A whitelist wouldn't mitigate this issue entirely due to bundling
In this case the script wasn't bundled at all - it was hotlinked from a third party CDN. Adding malicious code instantly affects all the sites that load it.
The output differs depending on browser (it only loads the polyfills your browser needs) so it's incompatible with subresource integrity.
Imo, computing, like all other things, requires a little trust and risk. The problem is most people are Wayyy to trusting in general.
Flash was magnitudes worse than the risk of JS today, it's not even close.
Accessibility is orthogonal to JavaScript if the site is being built to modern standards.
Unfortunately preference is not reality, the modern web uses JavaScript, no script is not an effective enough solution.
Well, by that measure, you don't need JavaScript to make inaccessible sites, there are plenty of sites out there that ruin accessibility with just HTML and CSS alone.
It's always up to the developer to make sure the site is accessible. At least now it seems to be something that increasingly matters to search result rankings
Flash ran as a browser plugin (as in not an extension, but a native binary that is installed into the OS and runs beside the browser, we basically don't do this for anything now)
Flash was pretty much on weekly security bulletins in the final years, arbitrary code execution and privilege escalation exploits were common, that's why Adobe killed it.
Flash was never safe and comparing JavaScript to it as a greater risk shows you've not fully understood the threat model of at least one of the two.

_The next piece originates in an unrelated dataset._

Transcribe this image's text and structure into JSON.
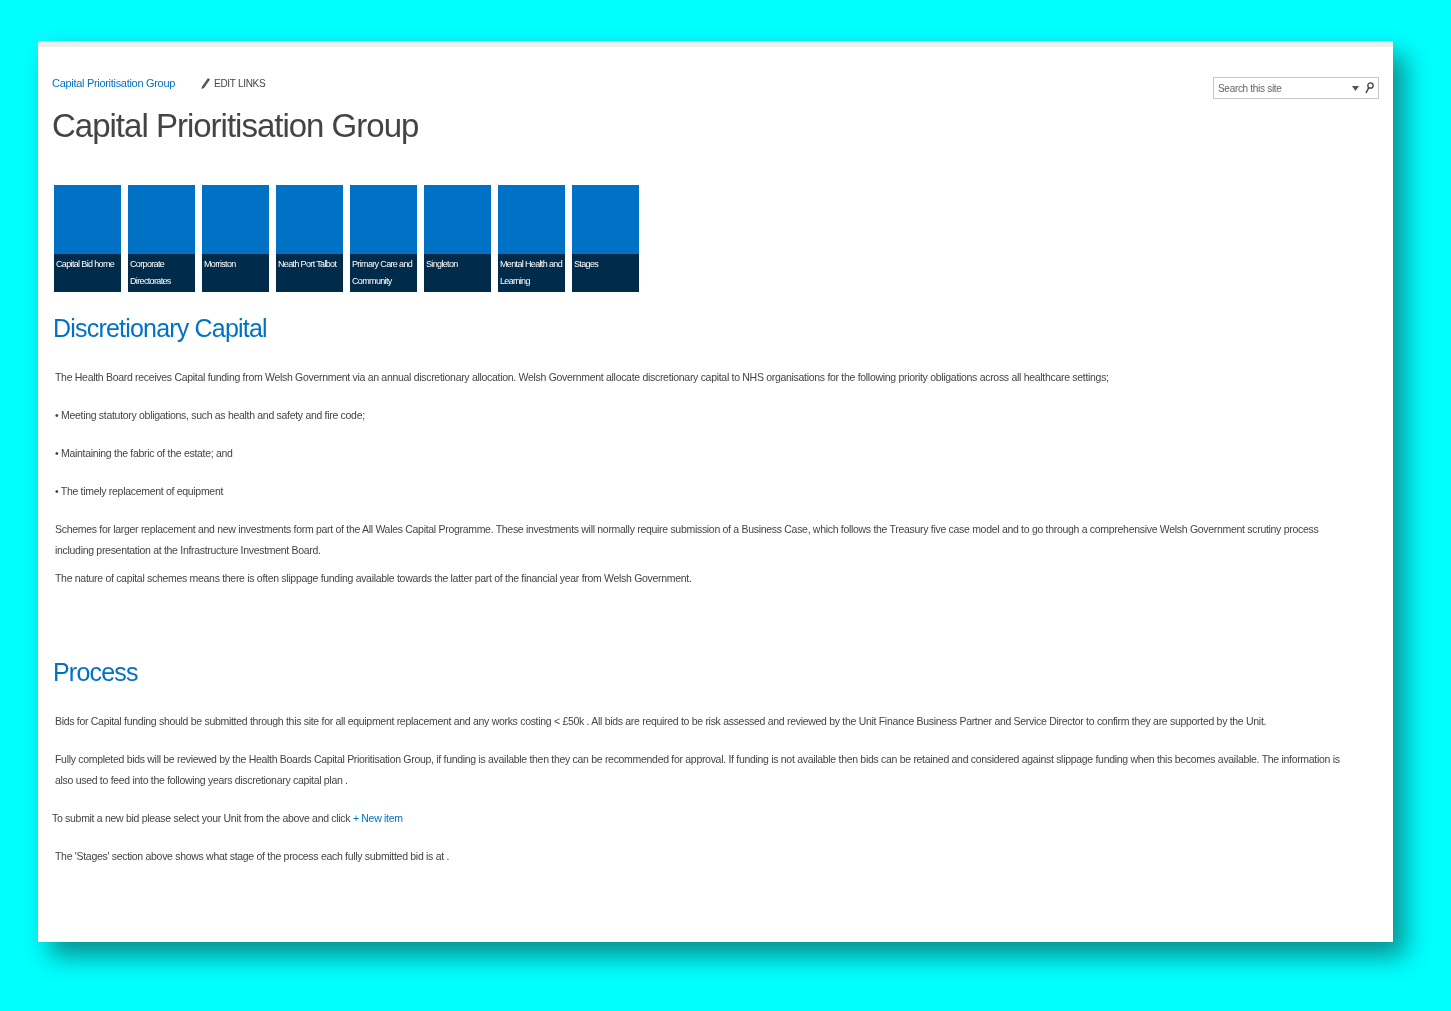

That's literally the one main somewhat valid use case for plugins, and it's basically because of DRM. A plugin that allows arbitrary code to run is a security nightmare, that's why we don't do it anymore.
A lot of the security features you describe were added by browser vendors late in the game because of how much of a security nightmare flash was. I was building web software back when this was all happening, I know first hand. People actually got pissy when browsers blocked the ability for flash to run without consent and access things like the clipboard. I even seem to remember a hacky way of getting at the filesystem in flash via using the file upload mechanism, but I can't remember the specifics as this was obviously getting close to two decades ago now.
Your legitimate concerns about JavaScript are blockable by the browser.
Flash was a big component of something called the evercookie—one of the things that led to stuff like GDPR because of how permanently trackable it made people. Modern JavaScript tracking is (quite rightfully) incredibly limited compared to what was possible with flash around. You could track users between browsers FFS.
You're starting to look like you don't know what you're talking about here.
Mate, actionscript was not only basically JavaScript with adobe vendor extensions, but it was literally a programming language! If that's not arbitrary code, then you've got a crazy definition of what is! You've kinda unequivocally demonstrated that you have no idea what you're talking about at this point, I'm afraid.
And way to completely misunderstand the evercookie. The flash part was how it could jump between browsers, no browser cookie can do that. It was a combination of everything that made it such a problem.
ECMAscript is based on JavaScript
I'm not gonna bother entertaining the rest of your post, you can't seem to even get the basics right
100% agree. A super-fast text only internet layer is approved.